Podemos então deduzir que a fé dada pelo Espírito representa a chave de
leitura de todos os elementos que constituem a vida religiosa, a começar
pelos votos e pela oração.
Neste sentido, a pobreza religiosa não
é um conceito sociológico. Não é constituída para dar o exemplo da
pobreza. A palavra mesma não se identifica senão em época mais tardia;
primeiramente, se falava de “sine proprio”, ou ainda de “communio”,
termos muito mais sugestivos. Logo, o voto religioso corresponde a um
ato de fé por meio do qual o religioso aceita aquele dom do Espírito que
o estimula a não ter nada para si, a fim de viver de modo mais intenso
possível a sua comunhão com a vida fraterna.
Do mesmo modo, a obediência religiosa
não é “in primis” de natureza ascética ou pedagógica. Indubitavelmente,
pressupõe uma ascese na medida em que implica uma certa renúncia à
própria vontade. Apresenta, ademais, uma dimensão pedagógica, na medida
em que visa a educar em nós a liberdade dos filhos de Deus. A sua
natureza, porém, é essencialmente mística: faz-nos entrar em um sistema
no qual quem ordena é o Espírito. A fé nos leva a afirmar que a ordem
dada não vem antes de tudo pela vontade do superior – ainda que possua a
marca da sua psicologia, e talvez da sua patologia – mas sim, dada pelo
Espírito, do qual o superior é, em certo sentido, o representante
visível. Neste ponto, deixamos de comportar-nos como simples entidade
para tornar-nos um corpo fraterno.
Também entre o amor humano e a
castidade religiosa – apesar de possuírem diversos pontos em comum – há
uma diferença essencial. O amor humano comporta uma escolha, uma
conquista, e se apresenta como um amor de exclusão: escolher uma esposa
específica comporta renunciar a todas as outras. Ora, contrariamente às
aparências de que a escolha de tornarmo-nos carmelitas ou dominicanos
origina-se em uma iniciativa pessoal, a vida religiosa não é uma opção,
pois nos encontramos envolvidos nesta vida sob o impulso do Espírito.

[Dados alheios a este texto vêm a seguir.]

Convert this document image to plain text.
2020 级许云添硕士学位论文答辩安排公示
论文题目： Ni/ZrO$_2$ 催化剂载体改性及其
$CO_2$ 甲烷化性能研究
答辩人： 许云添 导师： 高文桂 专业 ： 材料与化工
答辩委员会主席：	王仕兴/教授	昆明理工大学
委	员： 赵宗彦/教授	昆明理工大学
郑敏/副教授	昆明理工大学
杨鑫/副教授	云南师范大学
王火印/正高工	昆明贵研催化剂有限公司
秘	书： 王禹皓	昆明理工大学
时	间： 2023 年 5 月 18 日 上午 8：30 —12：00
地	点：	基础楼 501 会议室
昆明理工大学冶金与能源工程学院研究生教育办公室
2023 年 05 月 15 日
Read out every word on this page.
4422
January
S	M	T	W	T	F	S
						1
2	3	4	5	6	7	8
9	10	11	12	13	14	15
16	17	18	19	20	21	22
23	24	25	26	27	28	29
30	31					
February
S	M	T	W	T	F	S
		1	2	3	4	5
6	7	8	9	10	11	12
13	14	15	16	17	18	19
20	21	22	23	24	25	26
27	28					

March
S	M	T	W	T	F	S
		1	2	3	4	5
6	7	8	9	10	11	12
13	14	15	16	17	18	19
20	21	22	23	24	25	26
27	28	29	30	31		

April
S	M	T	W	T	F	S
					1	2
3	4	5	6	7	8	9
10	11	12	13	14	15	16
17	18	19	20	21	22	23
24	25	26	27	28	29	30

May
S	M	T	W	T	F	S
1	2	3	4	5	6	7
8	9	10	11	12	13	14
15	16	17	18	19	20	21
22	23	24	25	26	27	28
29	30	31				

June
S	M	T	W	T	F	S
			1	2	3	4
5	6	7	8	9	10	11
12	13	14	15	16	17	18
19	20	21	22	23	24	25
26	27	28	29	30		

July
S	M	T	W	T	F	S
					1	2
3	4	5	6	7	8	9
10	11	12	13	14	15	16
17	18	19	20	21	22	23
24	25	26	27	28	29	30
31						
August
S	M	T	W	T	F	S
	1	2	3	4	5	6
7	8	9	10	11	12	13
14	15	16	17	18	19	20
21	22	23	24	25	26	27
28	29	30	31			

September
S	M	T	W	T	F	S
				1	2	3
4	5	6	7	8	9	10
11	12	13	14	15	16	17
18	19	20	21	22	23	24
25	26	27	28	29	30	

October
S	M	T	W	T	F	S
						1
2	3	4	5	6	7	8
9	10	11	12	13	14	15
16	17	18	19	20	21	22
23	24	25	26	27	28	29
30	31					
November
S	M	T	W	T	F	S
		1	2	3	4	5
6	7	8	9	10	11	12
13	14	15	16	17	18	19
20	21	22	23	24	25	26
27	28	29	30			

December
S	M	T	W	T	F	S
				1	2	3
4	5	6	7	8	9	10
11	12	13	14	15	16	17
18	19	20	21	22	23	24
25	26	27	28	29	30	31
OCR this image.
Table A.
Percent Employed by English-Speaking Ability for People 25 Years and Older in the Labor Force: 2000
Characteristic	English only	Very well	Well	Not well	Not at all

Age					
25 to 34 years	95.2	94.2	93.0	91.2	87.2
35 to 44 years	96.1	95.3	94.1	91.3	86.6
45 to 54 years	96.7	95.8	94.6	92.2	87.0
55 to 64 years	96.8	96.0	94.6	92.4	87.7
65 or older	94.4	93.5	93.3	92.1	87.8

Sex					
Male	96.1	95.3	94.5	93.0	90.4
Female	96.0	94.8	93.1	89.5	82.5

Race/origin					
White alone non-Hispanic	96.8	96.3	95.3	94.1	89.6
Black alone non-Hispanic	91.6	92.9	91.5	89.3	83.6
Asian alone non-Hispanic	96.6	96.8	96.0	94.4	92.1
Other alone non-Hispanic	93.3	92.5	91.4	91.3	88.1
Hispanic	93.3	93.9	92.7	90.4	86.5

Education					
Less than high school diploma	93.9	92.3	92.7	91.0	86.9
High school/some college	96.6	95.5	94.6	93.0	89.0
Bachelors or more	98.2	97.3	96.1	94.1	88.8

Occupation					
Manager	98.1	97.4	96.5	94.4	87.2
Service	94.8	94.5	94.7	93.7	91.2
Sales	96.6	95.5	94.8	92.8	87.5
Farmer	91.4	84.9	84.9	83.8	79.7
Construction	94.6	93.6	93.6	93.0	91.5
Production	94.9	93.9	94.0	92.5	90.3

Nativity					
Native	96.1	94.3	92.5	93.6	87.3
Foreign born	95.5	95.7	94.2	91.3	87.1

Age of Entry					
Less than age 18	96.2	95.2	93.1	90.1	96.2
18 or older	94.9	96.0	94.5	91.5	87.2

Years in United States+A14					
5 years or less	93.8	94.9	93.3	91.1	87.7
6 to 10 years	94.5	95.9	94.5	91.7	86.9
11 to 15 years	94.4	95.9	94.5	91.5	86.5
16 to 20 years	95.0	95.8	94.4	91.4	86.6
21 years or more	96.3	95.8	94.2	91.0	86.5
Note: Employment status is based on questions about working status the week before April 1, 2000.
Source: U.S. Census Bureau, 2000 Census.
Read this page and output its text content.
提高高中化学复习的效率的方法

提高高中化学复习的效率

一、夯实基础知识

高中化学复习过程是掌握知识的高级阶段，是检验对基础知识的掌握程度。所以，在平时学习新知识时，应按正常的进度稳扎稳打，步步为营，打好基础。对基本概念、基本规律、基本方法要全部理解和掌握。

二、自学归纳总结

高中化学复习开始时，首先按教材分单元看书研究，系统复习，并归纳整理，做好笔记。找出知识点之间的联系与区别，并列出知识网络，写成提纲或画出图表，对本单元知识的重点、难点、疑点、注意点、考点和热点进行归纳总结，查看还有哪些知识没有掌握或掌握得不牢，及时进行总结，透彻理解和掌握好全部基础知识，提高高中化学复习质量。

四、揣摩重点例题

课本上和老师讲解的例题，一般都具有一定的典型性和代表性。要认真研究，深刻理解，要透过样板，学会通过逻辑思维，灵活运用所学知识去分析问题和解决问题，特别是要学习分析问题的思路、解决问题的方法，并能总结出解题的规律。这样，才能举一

Para cada um de nós, seria impossível permanecer fiéis às promessas de
nosso batismo fora da vida religiosa. Nesta última, não existe alguma
conquista nem alguma exclusão: o Espírito nos faz partícipes de uma
comunidade de acolhida, na qual todos devem descobrir a viver como
irmãos.
Finalmente, é na fé dada pelo Espírito
que vivemos a oração, não como uma atividade como as outras, ou apenas
uma atividade a mais, nem como uma ameaça para as diversas atividades
implicadas pelos estilos de vida – todos nós conhecemos bem aquela
tensão entre o nosso trabalho e o tempo dedicado à oração, que equivale
muitas vezes a um tempo restrito. No simbolismo monástico, o claustro ou
a abertura ao Espírito representa o ligame entre a Igreja, lugar de
oração (Opus Dei), e os diversos lugares de trabalho (opus hominis),
como uma escola na qual aprendemos a descobrir um “mendicante do
Senhor”.
Dom Jean-Louis Bruguès
Secretário da Congregação para a Educação Católica
(Tradução de artigo publicado no L’Osservatore Romano)
Secretário da Congregação para a Educação Católica
(Tradução de artigo publicado no L’Osservatore Romano)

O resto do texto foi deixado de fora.